Show a realistic upper bound

'From €X' on its own creates anxiety, because the client's imagination fills the blank with the worst case. Close the gap:

  • Show a range: '€40–€70' tells the client both the floor and the ceiling.
  • Or show a typical price: 'most clients pay around €55'.
  • Name what puts someone at the top: 'the upper end applies to long or very thick hair'.

A visible ceiling is reassuring, not off-putting. It signals that you have nothing to hide — which, incidentally, is the whole point.

Worked example: hair colour by length

Instead of 'colour from €40', show the range and tie it to the one factor the client can see in the mirror:

Hair lengthTypical priceWhy
Short€40Less product, less time
Medium€55More product across the mid-lengths
Long / thick€70Most product and the longest processing

Now 'from €40' is true *and* the €70 client is not surprised.

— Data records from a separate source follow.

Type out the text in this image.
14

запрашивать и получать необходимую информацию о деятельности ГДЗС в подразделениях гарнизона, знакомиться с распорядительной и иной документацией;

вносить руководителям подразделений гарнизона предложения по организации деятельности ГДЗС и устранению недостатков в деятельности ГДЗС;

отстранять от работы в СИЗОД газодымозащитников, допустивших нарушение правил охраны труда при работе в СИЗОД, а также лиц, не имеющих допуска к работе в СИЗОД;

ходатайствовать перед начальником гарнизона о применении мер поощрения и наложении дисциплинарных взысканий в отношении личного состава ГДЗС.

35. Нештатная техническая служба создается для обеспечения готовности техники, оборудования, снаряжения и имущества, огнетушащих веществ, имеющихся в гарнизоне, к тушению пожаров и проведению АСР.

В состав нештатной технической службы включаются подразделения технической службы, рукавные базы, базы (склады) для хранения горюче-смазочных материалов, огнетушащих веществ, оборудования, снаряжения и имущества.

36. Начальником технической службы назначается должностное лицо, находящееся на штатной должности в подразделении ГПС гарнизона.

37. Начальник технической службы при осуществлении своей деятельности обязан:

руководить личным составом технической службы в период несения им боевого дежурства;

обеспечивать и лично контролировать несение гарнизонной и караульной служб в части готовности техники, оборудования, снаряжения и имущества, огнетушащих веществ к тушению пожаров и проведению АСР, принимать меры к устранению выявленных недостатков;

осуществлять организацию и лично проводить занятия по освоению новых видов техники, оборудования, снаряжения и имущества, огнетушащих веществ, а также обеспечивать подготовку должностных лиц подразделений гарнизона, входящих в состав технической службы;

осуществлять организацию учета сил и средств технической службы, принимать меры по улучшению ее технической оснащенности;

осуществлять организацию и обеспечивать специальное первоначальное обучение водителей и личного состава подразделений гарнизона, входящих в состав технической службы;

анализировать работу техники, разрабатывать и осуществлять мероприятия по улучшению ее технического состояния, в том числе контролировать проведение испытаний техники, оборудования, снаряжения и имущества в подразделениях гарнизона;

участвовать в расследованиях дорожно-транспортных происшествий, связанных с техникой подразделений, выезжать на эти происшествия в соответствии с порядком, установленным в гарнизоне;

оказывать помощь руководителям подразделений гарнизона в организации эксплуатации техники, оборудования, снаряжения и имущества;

Worked example: nail design by complexity

Nails vary by the artistry, not the length. Price by tiers the client can point at:

Design levelWhat it includesPrice
Level 1Single colour, clean finish€25
Level 2French, simple accents€35
Level 3Full custom art, per-nail detail€50+

Showing pictures of each level next to the price removes almost every 'why is it more?' conversation.

Decision framework: exact price, range, or 'from'

Not every service should use 'from'. Choose the model that matches how much the outcome actually varies:

  • Exact price — use when the service is the same for everyone: a men's dry cut, a classic manicure, a standard wax. One number, no ambiguity.
  • Range €X–€Y — use when the outcome varies but is bounded and predictable: colour by length, a facial with optional add-ons. Show both ends.
  • 'From €X' — use only when the upper bound is genuinely open and you cannot quote it without seeing the client: colour correction, bridal styling, hair extensions. Always pair it with the factors and a consultation.

As a rule, reach for an exact price or a range first. Keep 'from' for the genuinely bespoke — it is the model most easily abused, so use it least.

There is a wider point about how you position your whole menu. YourSalon Research proposes a *Salon Price Clarity Score* — a simple measure of how well a menu lets a client predict the final bill; menus that name their price-moving factors and show an upper bound score highest, and tend to convert better because clients book with confidence. If you are rethinking numbers across the board, our guides to pricing strategy and to raising prices without losing clients go deeper.

What to disclose, by service type

Service typePricing modelWhat to disclose
Standard cut, classic maniExact priceThe single price
Colour, highlightsRange by lengthFloor, ceiling and the length factor
Nail artTiers by complexityEach tier with a photo
Extensions, correction'From' + consultationStarting price, factors, quote after the consult
Bridal, packagesQuote on consultationStarting point and what shifts it

You can make all of this visible at the point of booking. When prices and their ranges show on your price list and inside online booking, the client meets the number before the appointment, not after — which is exactly where an ambush surcharge cannot happen.

*Disclosure: YourSalon is our salon booking and price-list software.*

A quick checklist

  • For each service, decide: exact price, range, or 'from'.
  • Reserve 'from' for genuinely open-ended, bespoke work.
  • Next to every range, name the one or two factors that move it.
  • Always show an upper bound or a typical final price.
  • Confirm the exact figure at the consultation, before work starts.
  • Make sure your booking page shows the same numbers as your menu.

'From' pricing is not the problem — hidden factors are. Say what moves the price, show how high it can go, and confirm before you start. Do that and 'from' stops being an ambush and becomes what it should be: an honest starting point.